Pêche à la nymphe

Un témoignage de Roger LAURENT.
Mouches et Photos réalisées par Mac NGUYEN.

Pêche à la Nymphe

Je désire faire partager et vous transmettre toutes les sensations exceptionnelles et le bonheur que l’on ressent en pratiquant la pêche à la nymphe et à la mouche noyée, que je préfère depuis des décennies de pêche à la truite de montagne.

Tout d’abord, sur la rivière des Alpes-de-Haute-Provence:

Le Verdon: j’habitais à Thorame haute, dans les années 60, je pêchais cette rivière et ses affluents jusqu’à Allos à 1400m d’altitude, rivière merveilleuse à la couleur cristalline, d’un vert émeraude, puis ce fut ensuite sur la montagne Ardéchoise, où je réside en permanence.

La pêche à la nymphe « Au fouet » est ma grande passion.

La Loire, tout près de sa source au Mont Gerbier-de-Jonc est notre rivière emblématique, ainsi que les affluents particulièrement riches en truites sauvages, qui sont : le Tauron, le Gage, le Vernason, le Mazan et la Padelle, toute située à plus de 1000m d’altitude.

La vraie pêche à la nymphe, consiste à présenter au niveau d’une truite méfiante en activité, soit près de la surface, soit entre deux eaux, soit près du fond, une imitation de nymphe naturelle, plus ou moins submersible. Elle se pratique d’aval en amont, parfois l’inverse par eau très forte, tout comme la mouche sèche, elle s’adresse à l’instinct alimentaire du poisson.


 Le ferrage intervient, tantôt au moment où la truite brise la surface, ou fait un remous pour prendre la nymphe, ou tantôt, si on ne la voit pas, au moment de l’arrêt ou de la plongée du bas de ligne.

Il faut que la nymphe entre dans l’eau, en décrivant un petit arc de cercle lors du lancer.

Il est très important de faire plonger l’artificiel nettement en amont de la truite, suivant bien sûr la vitesse du courant. On s’aperçoit alors, que la truite est beaucoup plus rapide à recracher une nymphe, qu’une mouche sèche. Cela demande un grand pouvoir de concentration, et d’être prêt tout en suivant la dérive de la nymphe sous l’eau de prévoir la touche, et de répondre très rapidement, à la dérive et à la plongée de votre bas de ligne.

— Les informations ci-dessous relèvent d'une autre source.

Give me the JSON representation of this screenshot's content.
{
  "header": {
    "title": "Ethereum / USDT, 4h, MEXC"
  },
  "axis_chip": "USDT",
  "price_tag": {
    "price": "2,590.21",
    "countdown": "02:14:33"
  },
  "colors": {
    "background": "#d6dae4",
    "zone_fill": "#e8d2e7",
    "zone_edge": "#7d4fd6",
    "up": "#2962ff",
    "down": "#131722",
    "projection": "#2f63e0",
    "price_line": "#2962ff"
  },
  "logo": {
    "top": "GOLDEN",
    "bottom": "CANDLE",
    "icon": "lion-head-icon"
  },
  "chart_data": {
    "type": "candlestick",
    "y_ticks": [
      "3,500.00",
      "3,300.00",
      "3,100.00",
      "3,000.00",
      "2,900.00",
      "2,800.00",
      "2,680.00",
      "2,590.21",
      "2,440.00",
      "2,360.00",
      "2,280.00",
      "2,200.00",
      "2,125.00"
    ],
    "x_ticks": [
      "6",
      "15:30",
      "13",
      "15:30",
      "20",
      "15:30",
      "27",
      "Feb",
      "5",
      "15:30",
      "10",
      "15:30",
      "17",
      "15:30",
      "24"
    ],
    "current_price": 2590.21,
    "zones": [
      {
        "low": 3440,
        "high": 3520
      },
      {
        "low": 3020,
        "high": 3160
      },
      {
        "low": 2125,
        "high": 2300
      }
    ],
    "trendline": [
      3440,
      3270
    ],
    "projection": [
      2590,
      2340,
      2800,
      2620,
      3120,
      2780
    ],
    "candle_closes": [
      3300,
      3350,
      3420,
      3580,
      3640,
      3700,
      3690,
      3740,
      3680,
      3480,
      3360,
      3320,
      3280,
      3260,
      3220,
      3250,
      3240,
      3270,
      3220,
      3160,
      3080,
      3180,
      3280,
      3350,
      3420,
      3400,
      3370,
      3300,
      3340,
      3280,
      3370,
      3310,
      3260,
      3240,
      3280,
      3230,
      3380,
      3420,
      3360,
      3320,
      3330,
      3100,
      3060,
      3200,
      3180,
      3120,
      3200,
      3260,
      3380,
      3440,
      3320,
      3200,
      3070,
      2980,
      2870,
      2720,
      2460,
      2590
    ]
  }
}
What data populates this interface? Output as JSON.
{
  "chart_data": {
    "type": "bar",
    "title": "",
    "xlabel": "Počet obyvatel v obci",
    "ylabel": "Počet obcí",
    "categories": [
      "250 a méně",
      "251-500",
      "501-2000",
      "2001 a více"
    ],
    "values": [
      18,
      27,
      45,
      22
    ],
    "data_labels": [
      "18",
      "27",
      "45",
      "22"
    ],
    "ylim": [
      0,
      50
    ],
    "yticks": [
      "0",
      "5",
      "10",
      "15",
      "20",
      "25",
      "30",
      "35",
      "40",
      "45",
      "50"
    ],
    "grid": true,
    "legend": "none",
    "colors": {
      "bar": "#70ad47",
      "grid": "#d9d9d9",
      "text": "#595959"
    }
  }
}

Tenez votre sillon assez bas, et récupérez votre soie le plus vite possible.

Il est indispensable d’accélérer au maximum et de ferrer avec un réflexe électrique dans ce genre de pêche.

Je concentre toute mon attention sur la surface de l’eau, et le bas de ligne, et je ferre à la moindre plongée de la dérive du bas de ligne.

Il faut éviter absolument le moindre sillage de votre ligne en surface. Les nymphes plongeantes conviennent très bien à ce genre de pêche.

J’emploie beaucoup les « Pheasant Tail », « Marche Brown Nymph », « Olive Nymph », « Hares Ear Caddis », « Pallareta » et la « Rousse au corps noire » en sauteuse, toutes sur hameçons numéro 14, le bas de ligne d’une longueur totale entre 2,5 et 3 mètres, avec une pointe terminée en 12 ou 14 centièmes.

Plus la pointe est fine et souple, plus l’allure de la mouche parait naturelle.

Il convient de graisser soigneusement la soie, et les deux tiers environ du bas de ligne, la pointe restant immergée totalement.

La vraie pêche à la nymphe est une technique spéciale qui exige de bons réflexes, une grande concentration et un œil de lynx.

Elle permet de prendre un grand nombre de truites ayant refusées la mouche sèche à certains moments de la journée.

La pêche à la nymphe, ne cessera de se développer, parce que les truites se nourriront de plus en plus sous la surface, en raison de leur plus grande éducation et de leur méfiance accrues.

Et nul, ne peut se dire pêcheur complet s’il ne la connaît pas.

Les truites de nos rivières de montagne, bien que de tailles relativement modeste, sont sinon plus noble, du moins plus nombreuses, plus combatives et plus vives que celles des rivières lentes.

Le milieu où elles habitent est relativement pauvre en nourriture, endogène, très propice à la reproduction, ce qui explique en grande partie la lenteur de leur croissance et leur petite taille.

Toutes les différentes études et pêches électriques effectuées depuis une dizaine d’année ont démontré dans leur conclusion qu’a l’age de 3 ans (âge de la première reproduction), la taille moyenne se situe dans une fourchette comprise entre 155 et 196 millimètres.

Les plus belles rivières de montagne sont bien celles du massif central, le plus beau château d’eau d’Europe.

Les cours d’eaux de la montagne ardéchoise y occupent une place privilégiée, en raison de la diversité de son climat, de son altitude et de la nature géologique de la montagne.